Gemma started by saying,  “It’s an alternative to being on the turbo in the winter.  You can go really fast on a CX bike, the early season races in September are usually the driest and the fastest ones to try if you aren’t keen on running or getting too muddy!  You can improve your cornering and handling skills and when you next find yourself in a wet road race, you will be fearless!   No one takes themselves to seriously – fall off no problem, covered in mud, who cares?   You can practise in a park, in a large garden, in the forest, down some dirt tracks, it gets you out and about in places you may not normally ride.  A little bit of mud never hurt anyone – it’s actually softer to land on! There’s a lot of cleaning of bike and kit to do but it’s well worth it for meeting new people and training hard during the winter months when motivation might otherwise be low”.
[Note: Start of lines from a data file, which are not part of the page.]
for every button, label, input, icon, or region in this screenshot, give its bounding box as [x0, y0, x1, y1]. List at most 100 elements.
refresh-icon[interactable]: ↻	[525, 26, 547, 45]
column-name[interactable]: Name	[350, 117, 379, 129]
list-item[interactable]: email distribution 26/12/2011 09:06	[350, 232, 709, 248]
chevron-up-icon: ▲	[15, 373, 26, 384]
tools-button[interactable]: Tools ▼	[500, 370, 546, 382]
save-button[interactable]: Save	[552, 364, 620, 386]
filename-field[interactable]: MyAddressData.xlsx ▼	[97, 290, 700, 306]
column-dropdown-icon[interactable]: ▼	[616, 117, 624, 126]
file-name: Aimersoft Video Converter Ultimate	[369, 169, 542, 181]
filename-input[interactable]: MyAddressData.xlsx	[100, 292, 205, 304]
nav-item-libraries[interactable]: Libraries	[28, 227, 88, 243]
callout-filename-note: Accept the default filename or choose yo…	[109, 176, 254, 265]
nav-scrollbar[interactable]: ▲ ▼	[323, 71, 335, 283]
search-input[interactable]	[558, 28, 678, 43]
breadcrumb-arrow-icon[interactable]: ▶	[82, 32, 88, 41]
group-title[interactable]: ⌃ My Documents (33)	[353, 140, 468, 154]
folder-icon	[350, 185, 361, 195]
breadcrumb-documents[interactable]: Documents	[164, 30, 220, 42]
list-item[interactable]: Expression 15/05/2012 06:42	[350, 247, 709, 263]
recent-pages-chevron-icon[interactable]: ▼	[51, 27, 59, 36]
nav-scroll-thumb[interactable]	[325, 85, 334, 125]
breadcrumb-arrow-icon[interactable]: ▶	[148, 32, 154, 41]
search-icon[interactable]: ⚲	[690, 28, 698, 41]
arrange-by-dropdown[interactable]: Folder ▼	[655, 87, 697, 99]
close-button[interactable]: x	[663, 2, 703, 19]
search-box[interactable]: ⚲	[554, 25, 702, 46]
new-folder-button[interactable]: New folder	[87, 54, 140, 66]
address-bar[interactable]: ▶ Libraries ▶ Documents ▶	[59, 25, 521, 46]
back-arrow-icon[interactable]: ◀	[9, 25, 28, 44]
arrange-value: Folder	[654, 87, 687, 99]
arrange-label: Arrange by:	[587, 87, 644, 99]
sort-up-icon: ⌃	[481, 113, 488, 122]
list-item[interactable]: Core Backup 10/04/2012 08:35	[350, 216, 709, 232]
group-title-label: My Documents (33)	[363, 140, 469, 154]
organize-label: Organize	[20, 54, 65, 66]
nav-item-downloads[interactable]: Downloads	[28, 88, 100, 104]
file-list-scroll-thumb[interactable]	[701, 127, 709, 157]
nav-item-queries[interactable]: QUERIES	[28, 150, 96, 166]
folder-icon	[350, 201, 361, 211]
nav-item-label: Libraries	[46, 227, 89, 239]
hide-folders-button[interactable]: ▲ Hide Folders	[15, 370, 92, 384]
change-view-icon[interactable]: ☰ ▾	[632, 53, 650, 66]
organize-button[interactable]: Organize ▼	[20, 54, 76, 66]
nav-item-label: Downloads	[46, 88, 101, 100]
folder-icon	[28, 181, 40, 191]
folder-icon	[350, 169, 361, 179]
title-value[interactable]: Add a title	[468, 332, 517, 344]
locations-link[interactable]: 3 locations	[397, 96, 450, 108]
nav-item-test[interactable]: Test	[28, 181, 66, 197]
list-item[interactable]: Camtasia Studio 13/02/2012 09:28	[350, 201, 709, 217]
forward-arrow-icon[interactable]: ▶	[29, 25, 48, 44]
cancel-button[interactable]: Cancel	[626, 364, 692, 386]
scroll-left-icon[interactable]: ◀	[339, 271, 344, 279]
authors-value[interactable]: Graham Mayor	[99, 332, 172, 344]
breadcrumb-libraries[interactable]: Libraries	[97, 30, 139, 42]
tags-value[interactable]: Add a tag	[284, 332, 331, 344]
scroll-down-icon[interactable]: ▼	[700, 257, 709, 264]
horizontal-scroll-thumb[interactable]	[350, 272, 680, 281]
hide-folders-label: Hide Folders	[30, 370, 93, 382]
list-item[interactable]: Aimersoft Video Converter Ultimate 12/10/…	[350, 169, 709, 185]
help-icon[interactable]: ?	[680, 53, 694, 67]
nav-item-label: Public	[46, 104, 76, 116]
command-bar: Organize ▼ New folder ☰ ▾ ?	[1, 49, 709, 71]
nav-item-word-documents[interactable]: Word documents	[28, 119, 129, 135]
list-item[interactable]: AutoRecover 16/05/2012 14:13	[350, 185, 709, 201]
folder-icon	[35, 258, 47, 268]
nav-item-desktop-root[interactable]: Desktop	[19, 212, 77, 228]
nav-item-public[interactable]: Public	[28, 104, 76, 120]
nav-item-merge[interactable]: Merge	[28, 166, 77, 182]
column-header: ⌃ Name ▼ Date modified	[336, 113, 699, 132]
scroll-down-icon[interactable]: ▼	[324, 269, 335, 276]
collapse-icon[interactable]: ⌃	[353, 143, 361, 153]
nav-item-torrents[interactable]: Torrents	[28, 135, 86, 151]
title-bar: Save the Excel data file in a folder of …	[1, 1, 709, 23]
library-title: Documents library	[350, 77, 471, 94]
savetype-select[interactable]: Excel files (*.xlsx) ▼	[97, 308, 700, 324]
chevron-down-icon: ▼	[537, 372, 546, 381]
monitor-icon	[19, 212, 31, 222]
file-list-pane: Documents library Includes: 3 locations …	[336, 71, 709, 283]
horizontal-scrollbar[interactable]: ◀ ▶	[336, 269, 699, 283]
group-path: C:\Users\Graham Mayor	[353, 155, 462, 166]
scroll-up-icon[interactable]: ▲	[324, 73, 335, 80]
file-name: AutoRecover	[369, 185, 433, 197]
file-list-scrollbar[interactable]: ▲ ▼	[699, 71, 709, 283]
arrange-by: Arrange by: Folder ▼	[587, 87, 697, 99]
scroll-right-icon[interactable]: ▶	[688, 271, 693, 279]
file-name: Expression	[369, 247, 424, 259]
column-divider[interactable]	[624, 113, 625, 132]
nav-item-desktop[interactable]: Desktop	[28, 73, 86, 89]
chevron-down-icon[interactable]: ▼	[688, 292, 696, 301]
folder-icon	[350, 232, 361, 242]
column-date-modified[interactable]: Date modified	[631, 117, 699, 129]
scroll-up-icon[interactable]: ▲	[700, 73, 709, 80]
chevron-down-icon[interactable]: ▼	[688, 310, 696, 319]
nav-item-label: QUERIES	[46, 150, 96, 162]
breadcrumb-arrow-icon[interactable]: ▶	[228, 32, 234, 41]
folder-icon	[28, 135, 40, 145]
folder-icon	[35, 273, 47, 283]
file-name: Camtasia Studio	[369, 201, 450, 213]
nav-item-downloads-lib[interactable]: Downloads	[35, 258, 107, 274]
Gemma continued, “Thinking about trying it? Borrow a bike if you don’t have one and try riding on a bridleway, in the forest or around a grassy playing field. Dismount and remount are tricky, don’t worry if you can’t do them, they come with practice and there’re some great youtube videos out there. In a race situation you will just naturally get on and off as quick as you can so not too loose too much time.   Be fearless – what’s the worst that could happen – hit it hard and your bike will get over it/ around it, through it.” 

So, there we have it from the expert.  Cyclocross isn’t just for winter riding, but as long as we continue to have rain and mud, for me it’s a winner.